The UPSIT is a commercially available test that uses smell identification to test the function of an individual’s sense of smell 5. It is the gold standard of smell identification tests for its reliability and practicality. Smell dysfunction is known to occur in several neurodegenerative disorders, including in PD, and has been suggested as a potential biomarker 6,7. Because of the rich clinical data available in the studies participating in this project, we were able to include UPSIT data in our analysis.

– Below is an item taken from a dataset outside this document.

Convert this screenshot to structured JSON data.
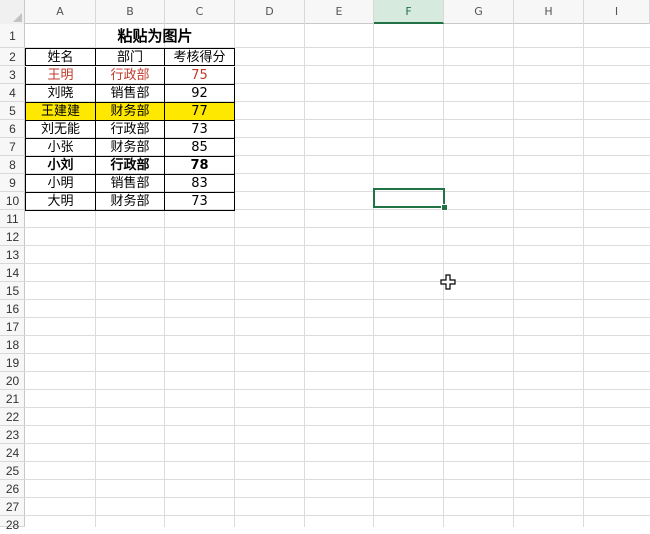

GRS were calculated by summing the risk allele counts for the 28 common risk loci identified and replicated in the most recent large-scale meta-analysis of PD genome-wide association study (GWAS) data, as well as including two additional relatively rare risk variants detected within PPMI known to be associated with PD (p.N370S in GBA and p.G2019S in LRRK2) 8,9,10,11,12,13. In PPMI, we see expected frequencies of G2019S and N370S variants in PD cases (1.3% and 1.9% respectively) and even find one N370S in controls, with the inclusion of these variants improving the AUC of the GRS by ~1% over previous efforts only focusing on the 28 independent common risk variants [unpublished data]. Prior to summing the risk allele counts, all allele counts per variant were scaled by their log odds ratios. The effect estimates for the 28 common variants were extracted from Nalls et al., 2014, and odds ratios of rare alleles at GBA p.N370S (3.33) and LRRK2 p.G2019S (9.620) were taken from the PDgene database and 23andMe [www.pdgene.org and www.23andme.com]14. In all cohorts except 23andMe, after the scaled risk allele counts were summed and divided by the number of loci, they were transformed into Z scores using the healthy controls in PPMI as a reference. This aids in communicating effect estimates, with Z corresponding to a single standard deviation from the control mean genetic risk of PD. This method for calculating risk scores mirrors that in the software package PLINK [http://pngu.mgh.harvard.edu/~purcell/plink/profile.shtml]15. Due to the slightly different study design and genotyping in the 23andMe cohort, imputed dosages of risk alleles were summed and divided by the number of loci and then transformed into Z scores using a reference set of 334,839 unrelated European individuals who self-reported as not having PD. Information regarding variants and effect estimates used in generating the GRS is included in the underlying data available for download by interested researchers. As a note, the GRS was used instead of single SNP estimates to improve power, as these associations were initially discovered in over 100,000 samples and effect estimates of single variants would not be accurate in cohorts of less than 1,000 samples as in this study.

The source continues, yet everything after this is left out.